There are two stages to the Covid-19 infection, he said in his daily briefings on the pandemic.
The first stage is infection and the second stage involves inflammation.
“It’s the inflammation which can sometimes lead to death,” he revealed.
Asymptomatic patients – those showing no symptoms of the Covid-19 disease – are infectious and may unknowingly become silent carriers of the virus.
Datuk Dr Awang Bulgiba Awang Mahmud, professor of epidemiology at University Malaya, said the many asymptomatic cases in the community is “a worry for us as this would make containment of the epidemic difficult without a Movement Control Order (MCO).”
The movement curbs, implemented by the government since March 18, has “definitely helped to halt the spread of Covid-19 as without the MCO, we had expected to see a lot more cases than we have seen so far.”
One such patient who was asymptomatic, Mr Ariffin Mamat, 63, had attended a government ministry function on Feb 27.
The director-general of the Malaysian Co-operative Institute attended the gathering at a time when the outbreak was not yet widespread here and large meetings were still being held.
“Everything was normal. I shook hands with a few people,” he said.
One of the people he shook hands with, was confirmed positive for Covid-19 two days later.
“Although I did not have any symptoms, I went to the hospital to ask to be tested. They took my temperature and inspected my throat but told me to go home,” he said.
A few more people who attended the event later tested positive, so he went back to the hospital and insisted on being tested.
He was confirmed to have Covid-19.
“At first I thought, why me?

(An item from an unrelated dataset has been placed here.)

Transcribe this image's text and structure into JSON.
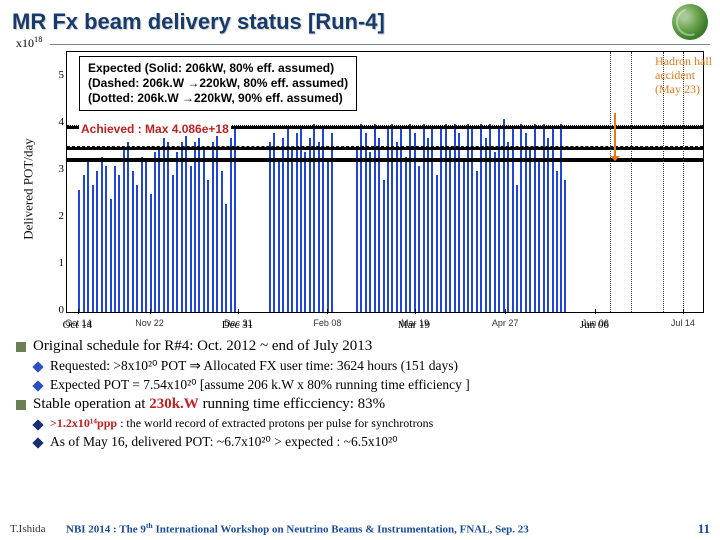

I panicked. I got scared. I had been reading about the virus, and what had been happening in Wuhan, China.”
He said: “When I went to hospital, I did not know if I would come back. I focused on living and becoming a better person”, adding that he made sure to bring his Quran to read, and supplements such as vitamin C.
He has a history of heart disease and is in the high-risk group.
But as he had no symptoms other than a slight cough, his routine for the next 10 days in Sungai Buloh Hospital included exercising for 30 minutes and updating his Facebook page on his condition.
“I was very, very, very lucky,” he said. “I got the virus and I am cured alhamdulillah (praise God).”
His advice? “Stay home, we must break the chain of the spread of the virus.”
Said Madam Tengku Amylia: “The health ministry is doing a good job fighting the outbreak. But there still needs to be greater awareness among the public about the virus. We have to fight this.”